Передовой отряд доложил, что город защищает большое войско. Лорды приказали своим полкам выстроиться в боевой порядок. Сообщения передавались с помощью флагов. Лучники натянули тетиву на своих луках, и войско произвело перестановку. Солдаты выстроились в шеренги по трое. Лучники выдвинулись вперед и шли за пехотинцами.
Майрона и Фанена отправили в арьергард. Теперь они ехали в обозе вместе с поварами, жадно поглощая все увиденное и услышанное. Это новое, стратегически выгодное положение позволило Майрону наблюдать, как часть войска отделилась от основного состава и двинулась к городу, обходя его справа. Когда полки добрались до подошвы холма и попали в поле зрения стражи на стенах замках, где-то вдалеке заиграл военный рожок.
С крепостной стены донесся ответный зов рога. Лучники Галилина выпустили в сторону защитников замка град стрел, на мгновение накрывших небо, подобно темной туче. Стрелы все летели и падали, и Майрон услышал ослабленные расстоянием крики защитников замка. Он с интересом следил за тем, как всадники разделились на три отряда. Один остался на дороге, а два других прикрыли его с флангов. Основной отряд нападавших перешел на быстрый шаг…
Заслышав звук рога, Мейсон Грумон и Диксон Тафт повели своих людей вверх по Кривой улице, после чего Нижний квартал почти обезлюдел. Именно этого сигнала велели ждать Ройс и Адриан — сигнала к нападению.
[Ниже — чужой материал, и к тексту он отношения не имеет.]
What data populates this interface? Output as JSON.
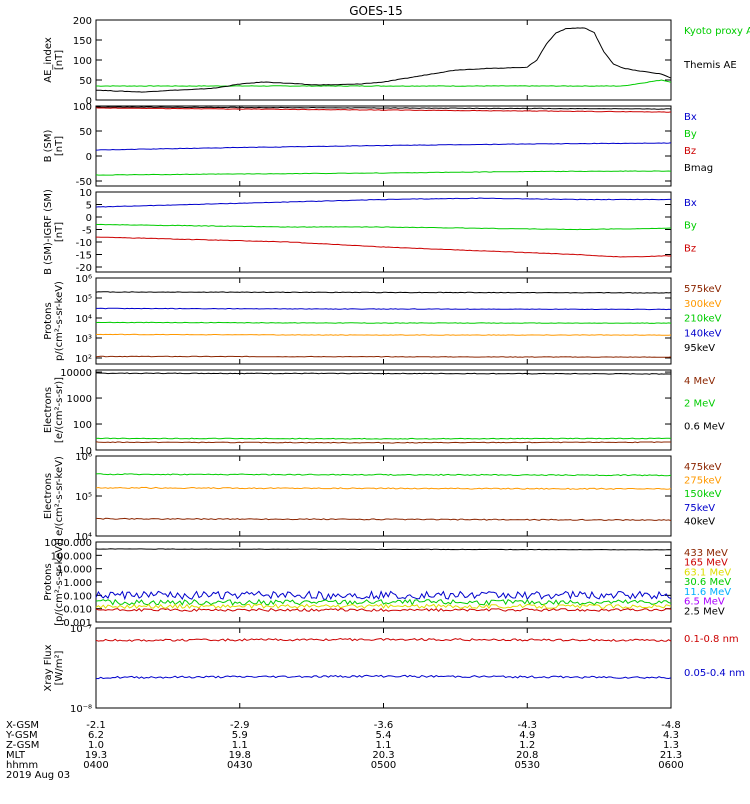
{
  "title": "GOES-15",
  "colors": {
    "black": "#000000",
    "red": "#cc0000",
    "green": "#00cc00",
    "blue": "#0000cc",
    "orange": "#ff9900",
    "yellow": "#dddd00",
    "cyan": "#00b0ff",
    "purple": "#aa00ff",
    "brown": "#8b2500"
  },
  "chart_data": [
    {
      "type": "line",
      "ylabel": [
        "AE_index",
        "[nT]"
      ],
      "yscale": "linear",
      "ylim": [
        0,
        200
      ],
      "ticks": [
        {
          "v": 0,
          "t": "0"
        },
        {
          "v": 50,
          "t": "50"
        },
        {
          "v": 100,
          "t": "100"
        },
        {
          "v": 150,
          "t": "150"
        },
        {
          "v": 200,
          "t": "200"
        }
      ],
      "legend": [
        {
          "text": "Kyoto proxy AE",
          "color": "green"
        },
        {
          "text": "Themis AE",
          "color": "black"
        }
      ],
      "series": [
        {
          "name": "Kyoto proxy AE",
          "color": "green",
          "x": [
            0,
            30,
            60,
            90,
            100,
            110,
            118,
            120
          ],
          "y": [
            35,
            35,
            35,
            35,
            35,
            35,
            50,
            45
          ]
        },
        {
          "name": "Themis AE",
          "color": "black",
          "x": [
            0,
            5,
            10,
            15,
            20,
            25,
            30,
            35,
            40,
            45,
            50,
            55,
            60,
            65,
            70,
            75,
            80,
            85,
            90,
            92,
            94,
            96,
            98,
            100,
            102,
            104,
            106,
            108,
            110,
            112,
            115,
            118,
            120
          ],
          "y": [
            25,
            22,
            20,
            24,
            26,
            30,
            40,
            45,
            42,
            38,
            38,
            40,
            45,
            55,
            65,
            75,
            78,
            80,
            82,
            100,
            140,
            168,
            178,
            180,
            180,
            168,
            120,
            90,
            80,
            75,
            70,
            65,
            55
          ]
        }
      ]
    },
    {
      "type": "line",
      "ylabel": [
        "B (SM)",
        "[nT]"
      ],
      "yscale": "linear",
      "ylim": [
        -60,
        100
      ],
      "ticks": [
        {
          "v": -50,
          "t": "-50"
        },
        {
          "v": 0,
          "t": "0"
        },
        {
          "v": 50,
          "t": "50"
        },
        {
          "v": 100,
          "t": "100"
        }
      ],
      "legend": [
        {
          "text": "Bx",
          "color": "blue"
        },
        {
          "text": "By",
          "color": "green"
        },
        {
          "text": "Bz",
          "color": "red"
        },
        {
          "text": "Bmag",
          "color": "black"
        }
      ],
      "series": [
        {
          "name": "Bmag",
          "color": "black",
          "x": [
            0,
            120
          ],
          "y": [
            98,
            94
          ]
        },
        {
          "name": "Bz",
          "color": "red",
          "x": [
            0,
            30,
            60,
            90,
            120
          ],
          "y": [
            96,
            94,
            92,
            90,
            88
          ]
        },
        {
          "name": "Bx",
          "color": "blue",
          "x": [
            0,
            30,
            60,
            90,
            120
          ],
          "y": [
            12,
            17,
            21,
            24,
            26
          ]
        },
        {
          "name": "By",
          "color": "green",
          "x": [
            0,
            30,
            60,
            90,
            120
          ],
          "y": [
            -38,
            -36,
            -34,
            -31,
            -30
          ]
        }
      ]
    },
    {
      "type": "line",
      "ylabel": [
        "B (SM)-IGRF (SM)",
        "[nT]"
      ],
      "yscale": "linear",
      "ylim": [
        -22,
        10
      ],
      "ticks": [
        {
          "v": 10,
          "t": "10"
        },
        {
          "v": 5,
          "t": "5"
        },
        {
          "v": 0,
          "t": "0"
        },
        {
          "v": -5,
          "t": "-5"
        },
        {
          "v": -10,
          "t": "-10"
        },
        {
          "v": -15,
          "t": "-15"
        },
        {
          "v": -20,
          "t": "-20"
        }
      ],
      "legend": [
        {
          "text": "Bx",
          "color": "blue"
        },
        {
          "text": "By",
          "color": "green"
        },
        {
          "text": "Bz",
          "color": "red"
        }
      ],
      "series": [
        {
          "name": "Bx",
          "color": "blue",
          "x": [
            0,
            20,
            40,
            60,
            80,
            100,
            120
          ],
          "y": [
            4,
            5,
            6,
            7,
            7.5,
            7,
            7
          ]
        },
        {
          "name": "By",
          "color": "green",
          "x": [
            0,
            20,
            40,
            60,
            80,
            100,
            120
          ],
          "y": [
            -3,
            -3.5,
            -4,
            -4,
            -4.5,
            -5,
            -4.5
          ]
        },
        {
          "name": "Bz",
          "color": "red",
          "x": [
            0,
            20,
            40,
            60,
            80,
            100,
            110,
            120
          ],
          "y": [
            -8,
            -9,
            -10,
            -12,
            -13.5,
            -15,
            -16,
            -15.5
          ]
        }
      ]
    },
    {
      "type": "line",
      "ylabel": [
        "Protons",
        "p/(cm²-s-sr-keV)"
      ],
      "yscale": "log",
      "ylim": [
        50,
        1000000
      ],
      "ticks": [
        {
          "v": 100,
          "t": "10²"
        },
        {
          "v": 1000,
          "t": "10³"
        },
        {
          "v": 10000,
          "t": "10⁴"
        },
        {
          "v": 100000,
          "t": "10⁵"
        },
        {
          "v": 1000000,
          "t": "10⁶"
        }
      ],
      "legend": [
        {
          "text": "575keV",
          "color": "brown"
        },
        {
          "text": "300keV",
          "color": "orange"
        },
        {
          "text": "210keV",
          "color": "green"
        },
        {
          "text": "140keV",
          "color": "blue"
        },
        {
          "text": "95keV",
          "color": "black"
        }
      ],
      "series": [
        {
          "name": "95keV",
          "color": "black",
          "x": [
            0,
            60,
            120
          ],
          "y": [
            200000,
            190000,
            180000
          ]
        },
        {
          "name": "140keV",
          "color": "blue",
          "x": [
            0,
            60,
            120
          ],
          "y": [
            30000,
            28000,
            27000
          ]
        },
        {
          "name": "210keV",
          "color": "green",
          "x": [
            0,
            60,
            120
          ],
          "y": [
            6000,
            5600,
            5500
          ]
        },
        {
          "name": "300keV",
          "color": "orange",
          "x": [
            0,
            60,
            120
          ],
          "y": [
            1500,
            1400,
            1400
          ]
        },
        {
          "name": "575keV",
          "color": "brown",
          "x": [
            0,
            60,
            120
          ],
          "y": [
            120,
            115,
            110
          ]
        }
      ]
    },
    {
      "type": "line",
      "ylabel": [
        "Electrons",
        "[e/(cm²-s-sr)]"
      ],
      "yscale": "log",
      "ylim": [
        10,
        12000
      ],
      "ticks": [
        {
          "v": 10,
          "t": "10"
        },
        {
          "v": 100,
          "t": "100"
        },
        {
          "v": 1000,
          "t": "1000"
        },
        {
          "v": 10000,
          "t": "10000"
        }
      ],
      "legend": [
        {
          "text": "4 MeV",
          "color": "brown"
        },
        {
          "text": "2 MeV",
          "color": "green"
        },
        {
          "text": "0.6 MeV",
          "color": "black"
        }
      ],
      "series": [
        {
          "name": "0.6 MeV",
          "color": "black",
          "x": [
            0,
            60,
            120
          ],
          "y": [
            9000,
            8800,
            8500
          ]
        },
        {
          "name": "2 MeV",
          "color": "green",
          "x": [
            0,
            60,
            120
          ],
          "y": [
            28,
            27,
            28
          ]
        },
        {
          "name": "4 MeV",
          "color": "brown",
          "x": [
            0,
            60,
            120
          ],
          "y": [
            20,
            19,
            20
          ]
        }
      ]
    },
    {
      "type": "line",
      "ylabel": [
        "Electrons",
        "e/(cm²-s-sr-keV)"
      ],
      "yscale": "log",
      "ylim": [
        10000,
        1000000
      ],
      "ticks": [
        {
          "v": 10000,
          "t": "10⁴"
        },
        {
          "v": 100000,
          "t": "10⁵"
        },
        {
          "v": 1000000,
          "t": "10⁶"
        }
      ],
      "legend": [
        {
          "text": "475keV",
          "color": "brown"
        },
        {
          "text": "275keV",
          "color": "orange"
        },
        {
          "text": "150keV",
          "color": "green"
        },
        {
          "text": "75keV",
          "color": "blue"
        },
        {
          "text": "40keV",
          "color": "black"
        }
      ],
      "series": [
        {
          "name": "150keV",
          "color": "green",
          "x": [
            0,
            60,
            120
          ],
          "y": [
            350000,
            340000,
            330000
          ]
        },
        {
          "name": "275keV",
          "color": "orange",
          "x": [
            0,
            60,
            120
          ],
          "y": [
            160000,
            155000,
            150000
          ]
        },
        {
          "name": "475keV",
          "color": "brown",
          "x": [
            0,
            60,
            120
          ],
          "y": [
            27000,
            26000,
            25000
          ]
        }
      ]
    },
    {
      "type": "line",
      "ylabel": [
        "Protons",
        "[p/(cm²-s-sr-keV)]"
      ],
      "yscale": "log",
      "ylim": [
        0.001,
        1000
      ],
      "ticks": [
        {
          "v": 0.001,
          "t": "0.001"
        },
        {
          "v": 0.01,
          "t": "0.010"
        },
        {
          "v": 0.1,
          "t": "0.100"
        },
        {
          "v": 1,
          "t": "1.000"
        },
        {
          "v": 10,
          "t": "10.000"
        },
        {
          "v": 100,
          "t": "100.000"
        },
        {
          "v": 1000,
          "t": "1000.000"
        }
      ],
      "legend": [
        {
          "text": "433 MeV",
          "color": "brown"
        },
        {
          "text": "165 MeV",
          "color": "red"
        },
        {
          "text": "63.1 MeV",
          "color": "yellow"
        },
        {
          "text": "30.6 MeV",
          "color": "green"
        },
        {
          "text": "11.6 MeV",
          "color": "cyan"
        },
        {
          "text": "6.5 MeV",
          "color": "purple"
        },
        {
          "text": "2.5 MeV",
          "color": "black"
        }
      ],
      "series": [
        {
          "name": "2.5 MeV",
          "color": "black",
          "x": [
            0,
            60,
            120
          ],
          "y": [
            300,
            280,
            260
          ]
        },
        {
          "name": "11.6 MeV",
          "color": "blue",
          "x": [
            0,
            120
          ],
          "y": [
            0.1,
            0.1
          ],
          "noise": 0.6
        },
        {
          "name": "30.6 MeV",
          "color": "green",
          "x": [
            0,
            120
          ],
          "y": [
            0.03,
            0.03
          ],
          "noise": 0.4
        },
        {
          "name": "63.1 MeV",
          "color": "yellow",
          "x": [
            0,
            120
          ],
          "y": [
            0.015,
            0.015
          ],
          "noise": 0.3
        },
        {
          "name": "165 MeV",
          "color": "red",
          "x": [
            0,
            120
          ],
          "y": [
            0.008,
            0.008
          ],
          "noise": 0.2
        }
      ]
    },
    {
      "type": "line",
      "ylabel": [
        "Xray Flux",
        "[W/m²]"
      ],
      "yscale": "log",
      "ylim": [
        1e-08,
        1e-07
      ],
      "ticks": [
        {
          "v": 1e-08,
          "t": "10⁻⁸"
        },
        {
          "v": 1e-07,
          "t": "10⁻⁷"
        }
      ],
      "legend": [
        {
          "text": "0.1-0.8 nm",
          "color": "red"
        },
        {
          "text": "0.05-0.4 nm",
          "color": "blue"
        }
      ],
      "series": [
        {
          "name": "0.1-0.8 nm",
          "color": "red",
          "x": [
            0,
            60,
            120
          ],
          "y": [
            7e-08,
            7.2e-08,
            7e-08
          ]
        },
        {
          "name": "0.05-0.4 nm",
          "color": "blue",
          "x": [
            0,
            60,
            120
          ],
          "y": [
            2.4e-08,
            2.5e-08,
            2.4e-08
          ]
        }
      ]
    }
  ],
  "x_axis": {
    "xlim": [
      0,
      120
    ],
    "tick_positions": [
      0,
      30,
      60,
      90,
      120
    ],
    "rows": [
      {
        "label": "X-GSM",
        "values": [
          "-2.1",
          "-2.9",
          "-3.6",
          "-4.3",
          "-4.8"
        ]
      },
      {
        "label": "Y-GSM",
        "values": [
          "6.2",
          "5.9",
          "5.4",
          "4.9",
          "4.3"
        ]
      },
      {
        "label": "Z-GSM",
        "values": [
          "1.0",
          "1.1",
          "1.1",
          "1.2",
          "1.3"
        ]
      },
      {
        "label": "MLT",
        "values": [
          "19.3",
          "19.8",
          "20.3",
          "20.8",
          "21.3"
        ]
      },
      {
        "label": "hhmm",
        "values": [
          "0400",
          "0430",
          "0500",
          "0530",
          "0600"
        ]
      }
    ],
    "date": "2019 Aug 03"
  }
}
Воры разбудили обоих друзей посреди ночи, и с этой минуты жизнь в Нижнем квартале Медфорда забила ключом. Мейсон и Диксон поспешили разнести повсюду новость о том, что эрцгерцог убил короля Амрата, принцесса не виновна, а принц возвращается, чтобы наказать заговорщиков. Поднять нищее простонародье на вооруженное выступление против помыкавших ими солдат не составило труда. К тому же некоторые рассчитывали вдоволь помародерствовать или хотя бы получить в случае победы награду от короля. И даже многие из тех, кто не собирался восстанавливать справедливость или клясться в верности престолу, присоединились к восставшему народу, чтобы отомстить ненавистной знати за былые унижения.
Люди вооружились вилами, топорами и дубинами и облачились в самодельные доспехи, наспех закрепив под одеждой попавшиеся под руку железные предметы. В большинстве случаев им пришлось позаимствовать у жен противни. Люди Нижнего квартала брали числом, но смотрелись довольно жалко. После того как Гвен подняла на ноги весь Ремесленный квартал, в их рядах появилось несколько человек, вооруженных мечами, луками, но в неполных доспехах. Никто не мешал простолюдинам сбиваться в стаи, поскольку городскую стражу полностью перевели на охрану замка, а большая часть знати отправилась на суд над принцессой.